Below: build a fresh coupling flow, IG-init it, check the kernels before any training, then train briefly and check again.

from gaussianization.gauss_keras.bijectors import MixtureCDFCoupling


def max_final_kernel(flow):
    out = []
    for b in flow.bijector_layers:
        if isinstance(b, MixtureCDFCoupling):
            last = None
            for sub in b.conditioner.layers:
                if hasattr(sub, "kernel") and hasattr(sub, "bias"):
                    last = sub
            out.append(float(np.max(np.abs(ops.convert_to_numpy(last.kernel)))))
    return out


keras.utils.set_random_seed(42)
cpl_probe = build_coupling_flow()
_ = cpl_probe(ops.convert_to_tensor(X[:4]))
kernels_before = max_final_kernel(cpl_probe)
print(f"fresh flow (before IG init):      max|W| per coupling = {[f'{k:.3f}' for k in kernels_before]}")

initialize_flow_from_ig(cpl_probe, X)
kernels_post_ig = max_final_kernel(cpl_probe)
print(f"right after IG init (no train):   max|W| per coupling = {[f'{k:.1e}' for k in kernels_post_ig]}")
print(f"all zero after IG init : {all(k < 1e-6 for k in kernels_post_ig)}")

cpl_probe.compile(optimizer=keras.optimizers.Adam(3e-3), loss=base_nll_loss)
_ = cpl_probe.fit(X, X, batch_size=512, epochs=20, verbose=0)
kernels_after_train = max_final_kernel(cpl_probe)
print(f"after 20 epochs of training:      max|W| per coupling = {[f'{k:.3f}' for k in kernels_after_train]}")
print("(non-zero is expected — the conditioner has started to modulate on x_a)")

fresh flow (before IG init):      max|W| per coupling = ['0.000', '0.000', '0.000', '0.000', '0.000', '0.000', '0.000', '0.000']

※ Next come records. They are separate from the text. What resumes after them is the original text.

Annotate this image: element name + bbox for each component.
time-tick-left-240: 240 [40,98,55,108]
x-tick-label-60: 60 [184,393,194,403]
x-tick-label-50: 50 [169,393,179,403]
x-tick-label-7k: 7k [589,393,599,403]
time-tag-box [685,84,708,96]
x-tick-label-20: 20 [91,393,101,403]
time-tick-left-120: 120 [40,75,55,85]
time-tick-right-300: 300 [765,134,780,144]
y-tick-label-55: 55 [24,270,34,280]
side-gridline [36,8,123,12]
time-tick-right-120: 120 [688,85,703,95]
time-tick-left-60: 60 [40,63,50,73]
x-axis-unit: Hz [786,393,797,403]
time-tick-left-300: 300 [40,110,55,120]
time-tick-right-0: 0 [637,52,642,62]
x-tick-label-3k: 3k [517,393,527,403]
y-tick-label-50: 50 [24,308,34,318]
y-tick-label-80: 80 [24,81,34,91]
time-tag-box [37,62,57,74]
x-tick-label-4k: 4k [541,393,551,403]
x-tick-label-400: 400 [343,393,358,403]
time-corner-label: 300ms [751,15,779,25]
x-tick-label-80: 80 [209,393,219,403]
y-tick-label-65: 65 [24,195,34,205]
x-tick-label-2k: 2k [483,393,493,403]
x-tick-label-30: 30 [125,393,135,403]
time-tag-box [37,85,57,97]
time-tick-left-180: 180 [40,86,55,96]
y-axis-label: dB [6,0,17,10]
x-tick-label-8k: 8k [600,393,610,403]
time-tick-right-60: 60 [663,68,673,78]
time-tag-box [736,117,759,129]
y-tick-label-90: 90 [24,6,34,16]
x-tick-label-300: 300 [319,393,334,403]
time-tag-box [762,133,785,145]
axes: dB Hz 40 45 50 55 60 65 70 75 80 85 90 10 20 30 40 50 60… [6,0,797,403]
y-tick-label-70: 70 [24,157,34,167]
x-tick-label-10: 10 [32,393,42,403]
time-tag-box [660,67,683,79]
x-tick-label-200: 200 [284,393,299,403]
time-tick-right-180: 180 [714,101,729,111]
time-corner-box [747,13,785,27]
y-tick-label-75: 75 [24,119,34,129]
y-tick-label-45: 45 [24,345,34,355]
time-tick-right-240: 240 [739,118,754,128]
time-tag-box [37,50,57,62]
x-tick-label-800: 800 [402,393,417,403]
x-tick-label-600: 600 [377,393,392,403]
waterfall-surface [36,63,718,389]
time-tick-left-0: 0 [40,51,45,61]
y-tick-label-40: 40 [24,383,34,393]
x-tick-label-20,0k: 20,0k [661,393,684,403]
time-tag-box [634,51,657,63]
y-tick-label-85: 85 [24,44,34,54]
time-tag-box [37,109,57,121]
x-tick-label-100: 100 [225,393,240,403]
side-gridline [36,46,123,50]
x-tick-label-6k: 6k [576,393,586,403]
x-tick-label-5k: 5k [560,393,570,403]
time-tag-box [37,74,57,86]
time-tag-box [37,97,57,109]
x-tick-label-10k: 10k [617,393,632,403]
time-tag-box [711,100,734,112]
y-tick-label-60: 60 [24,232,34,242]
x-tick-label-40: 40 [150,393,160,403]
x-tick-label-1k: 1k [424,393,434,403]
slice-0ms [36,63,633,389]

right after IG init (no train):   max|W| per coupling = ['0.0e+00', '0.0e+00', '0.0e+00', '0.0e+00', '0.0e+00', '0.0e+00', '0.0e+00', '0.0e+00']
all zero after IG init : True

after 20 epochs of training:      max|W| per coupling = ['0.283', '0.394', '0.373', '0.376', '0.556', '0.181', '0.145', '0.226']
(non-zero is expected — the conditioner has started to modulate on x_a)

Recap¶

RBIG (Laparra & Malo 2011) is a non-gradient greedy warm-start that fits each block’s parameters in sequence (PCA for rotation, sklearn GaussianMixture per dim for marginal/coupling) and propagates the data forward.
For the diagonal flow the init is exact: the layer’s $(\pi, \mu, \sigma)$ parameters are exactly the GMM fit, and the pre-training pushforward is already near $\mathcal{N}(0, I)$ .
For the coupling flow the conditioner’s inner Dense weights stay random, but the final Dense is forced to kernel=0, bias = fitted mixture params. So at init the coupling layer behaves like a diagonal marginal layer with the IG-fitted mixture; gradient training then lets the conditioner become genuinely conditional.
End result in both cases: lower starting NLL, faster convergence, and fewer chances for the optimiser to get stuck in a bad local minimum.